First image 1950s; second image looks to be mid- late 60s judging by the bikes and the boots of the rider in the foreground (also, civilian fashions in the background). This would have been around the time this style of what in GB was referred to as a 'Mandarin collar' jacket became fashionable among riders here. As opposed to the US where American bikes were very much about the sit-up straight, Harley style riding position, a lot of UK bikers even before the era of Japanese racing bikes preferred a crouched-over the tank, racing-style pose when riding. This had a significant influence on jacket design here. See, for example, how Lewis first tried a leather-covered buckle when they introduced the American-styled Bronx jacket in 1956, then from 1957 with the Lightning and subsequent designs went with side-buckles, intended to avoid a front-mounted waist buckle scratching the paint on the tank in a race-influenced riding position. This also led to some jacket designs - most often the 'cafe racer' style - being cut that little bit longer, so that when the rider crouched over the bike they didn't ride up so far as to let in the draft.

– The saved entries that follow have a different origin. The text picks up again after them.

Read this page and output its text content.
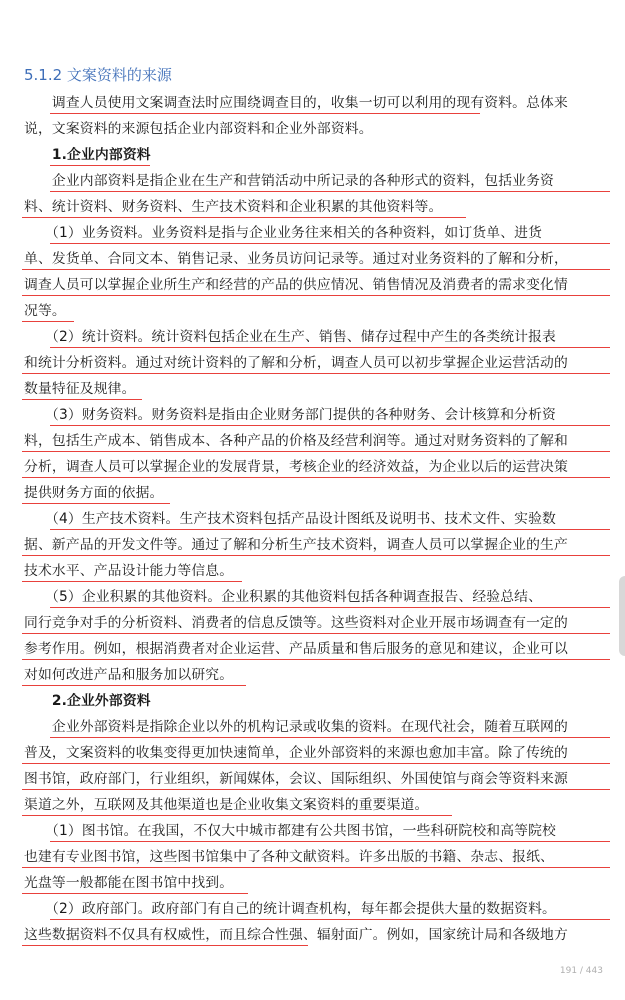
5.1.2 文案资料的来源
　　调查人员使用文案调查法时应围绕调查目的，收集一切可以利用的现有资料。总体来
说，文案资料的来源包括企业内部资料和企业外部资料。
　　1.企业内部资料
　　企业内部资料是指企业在生产和营销活动中所记录的各种形式的资料，包括业务资
料、统计资料、财务资料、生产技术资料和企业积累的其他资料等。
　　（1）业务资料。业务资料是指与企业业务往来相关的各种资料，如订货单、进货
单、发货单、合同文本、销售记录、业务员访问记录等。通过对业务资料的了解和分析，
调查人员可以掌握企业所生产和经营的产品的供应情况、销售情况及消费者的需求变化情
况等。
　　（2）统计资料。统计资料包括企业在生产、销售、储存过程中产生的各类统计报表
和统计分析资料。通过对统计资料的了解和分析，调查人员可以初步掌握企业运营活动的
数量特征及规律。
　　（3）财务资料。财务资料是指由企业财务部门提供的各种财务、会计核算和分析资
料，包括生产成本、销售成本、各种产品的价格及经营利润等。通过对财务资料的了解和
分析，调查人员可以掌握企业的发展背景，考核企业的经济效益，为企业以后的运营决策
提供财务方面的依据。
　　（4）生产技术资料。生产技术资料包括产品设计图纸及说明书、技术文件、实验数
据、新产品的开发文件等。通过了解和分析生产技术资料，调查人员可以掌握企业的生产
技术水平、产品设计能力等信息。
　　（5）企业积累的其他资料。企业积累的其他资料包括各种调查报告、经验总结、
同行竞争对手的分析资料、消费者的信息反馈等。这些资料对企业开展市场调查有一定的
参考作用。例如，根据消费者对企业运营、产品质量和售后服务的意见和建议，企业可以
对如何改进产品和服务加以研究。
　　2.企业外部资料
　　企业外部资料是指除企业以外的机构记录或收集的资料。在现代社会，随着互联网的
普及，文案资料的收集变得更加快速简单，企业外部资料的来源也愈加丰富。除了传统的
图书馆，政府部门，行业组织，新闻媒体，会议、国际组织、外国使馆与商会等资料来源
渠道之外，互联网及其他渠道也是企业收集文案资料的重要渠道。
　　（1）图书馆。在我国，不仅大中城市都建有公共图书馆，一些科研院校和高等院校
也建有专业图书馆，这些图书馆集中了各种文献资料。许多出版的书籍、杂志、报纸、
光盘等一般都能在图书馆中找到。
　　（2）政府部门。政府部门有自己的统计调查机构，每年都会提供大量的数据资料。
这些数据资料不仅具有权威性，而且综合性强、辐射面广。例如，国家统计局和各级地方
191 / 443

The takeaway here being by all means speak to Aero about having the design cut a little shorter to suit your frame, but don't panic that it looks "wrong" if it wears just slightly longer on you than the likes of a Schott Perfecto.
I guess you are right in dating the second photo in the 60s...that bike is a Bultaco TSS 250 2 strokes, built from 1960 to 1970
 

rodgerrr

New in Town
Messages
12
The issue being discussed here is something I am very familiar with. 12 or so years ago I lost a disk and a little bit off 2 vertebrae and wound up dropping from 6' to 5'10, still with a 46 inch chest. I find that jackets with a 24inch back length work about right for what I like (some here would consider even that too long) but most that fit my chest are 26 or longer. Re a short CR - the Schott model P234 might be something to look at. I own 2: the brown fits me great. I'm having the black one taken in right now - yea it's a slim fit but not slim enough. On another note, I recently bought a type3 Y'2 jacket - size 44 which fits like it was made for me. Then I read somewhere where the jackets for the Japanese mkt are made slightly shorter and skinnier (more tapered) versus those for the American mkt and so might fit folks built like me better.
 

GUYSWEETLAND

New in Town
Messages
34
It's been a long time. (。・∀・)ノ゙
The jacket finally came to me in seven weeks.
It was earlier than planned and I feel very good.

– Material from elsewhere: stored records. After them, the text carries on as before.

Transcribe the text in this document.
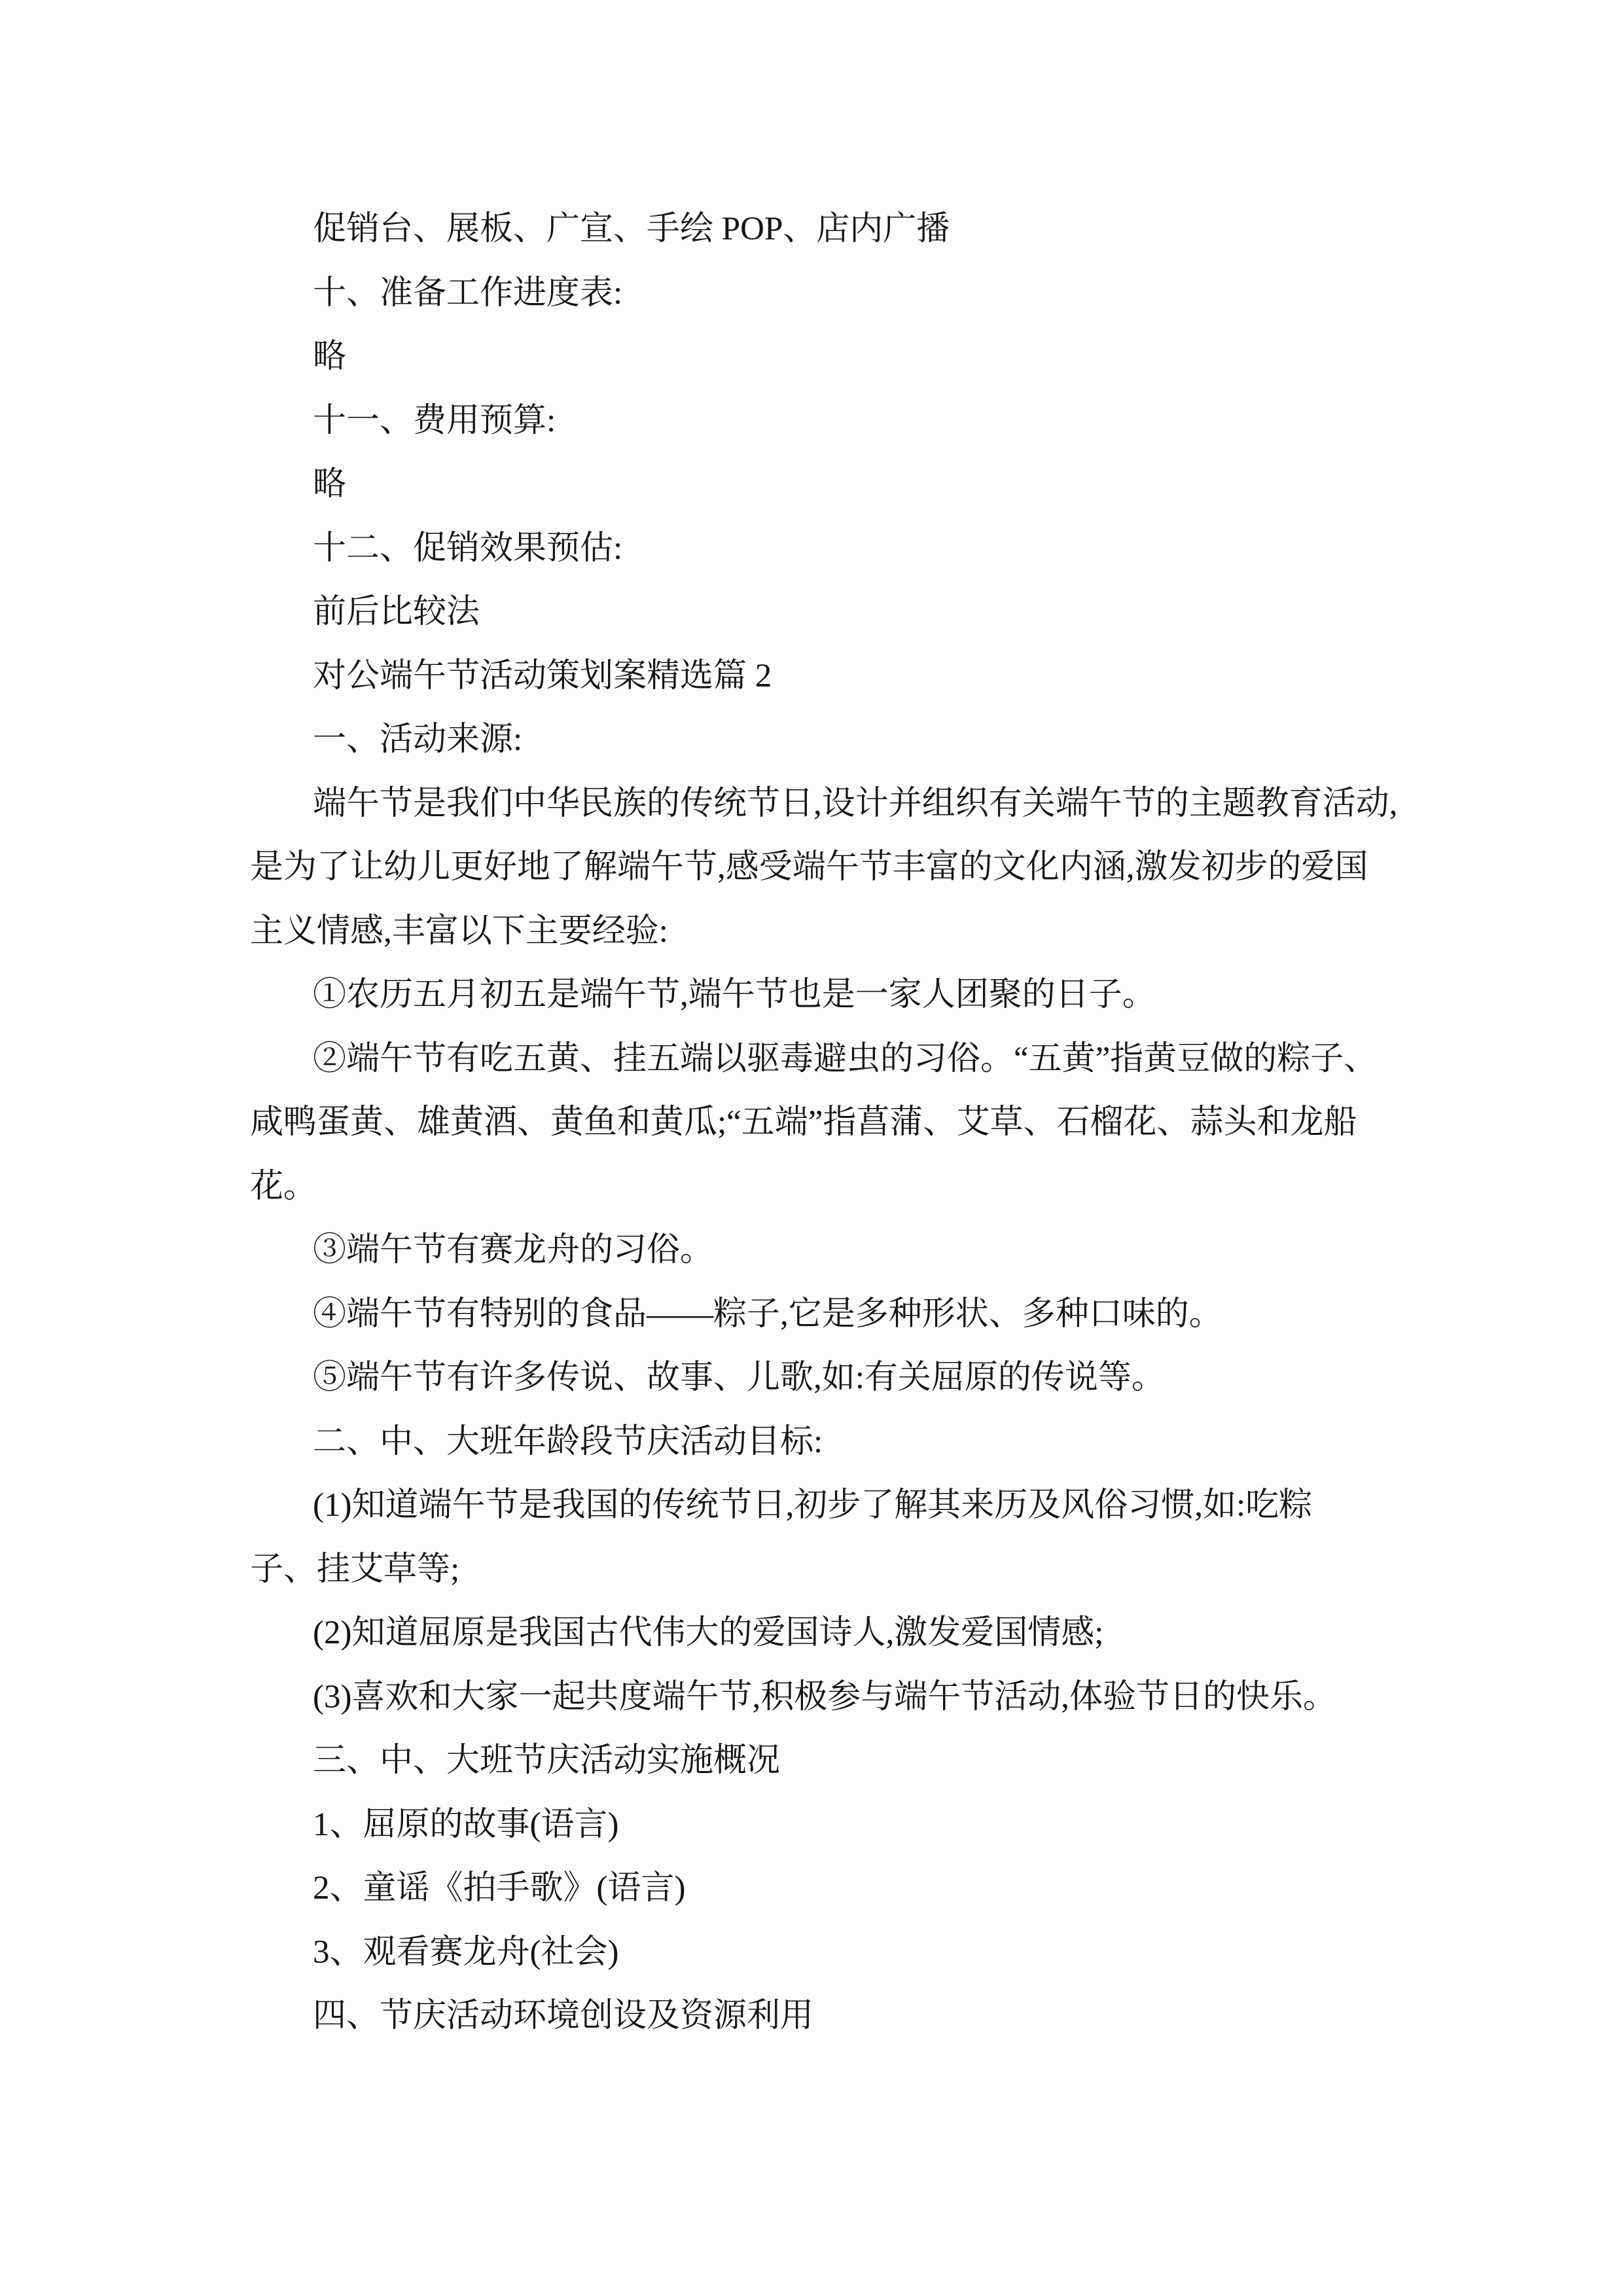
促销台、展板、广宣、手绘 POP、店内广播
十、准备工作进度表:
略
十一、费用预算:
略
十二、促销效果预估:
前后比较法
对公端午节活动策划案精选篇 2
一、活动来源:
端午节是我们中华民族的传统节日,设计并组织有关端午节的主题教育活动,
是为了让幼儿更好地了解端午节,感受端午节丰富的文化内涵,激发初步的爱国
主义情感,丰富以下主要经验:
①农历五月初五是端午节,端午节也是一家人团聚的日子。
②端午节有吃五黄、挂五端以驱毒避虫的习俗。“五黄”指黄豆做的粽子、
咸鸭蛋黄、雄黄酒、黄鱼和黄瓜;“五端”指菖蒲、艾草、石榴花、蒜头和龙船
花。
③端午节有赛龙舟的习俗。
④端午节有特别的食品——粽子,它是多种形状、多种口味的。
⑤端午节有许多传说、故事、儿歌,如:有关屈原的传说等。
二、中、大班年龄段节庆活动目标:
(1)知道端午节是我国的传统节日,初步了解其来历及风俗习惯,如:吃粽
子、挂艾草等;
(2)知道屈原是我国古代伟大的爱国诗人,激发爱国情感;
(3)喜欢和大家一起共度端午节,积极参与端午节活动,体验节日的快乐。
三、中、大班节庆活动实施概况
1、屈原的故事(语言)
2、童谣《拍手歌》(语言)
3、观看赛龙舟(社会)
四、节庆活动环境创设及资源利用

It's my first time experiencing horse skin.
The leather is sturdy, glossy, and soft, not to mention.
It tastes different from cowhide.

I had to wear it quickly, and broke jacket right away.

KakaoTalk_20231208_001632711_01.jpg


The overall length was a little shorter than what I asked for.
And sleeve length seems little short too, but I intended it as a fashion jacket.

Back looks a bit loose.
I think this will become natural as broken.

KakaoTalk_20231208_001632711.jpg


They did a great job for what I considered.
I'm satisfied with it!!
I got a very nice jacket on my humble upper body.

It was great pleasure to be with Aero leather.
I hope everyone has a satisfying experience like me.
Thank you for your interest and advice.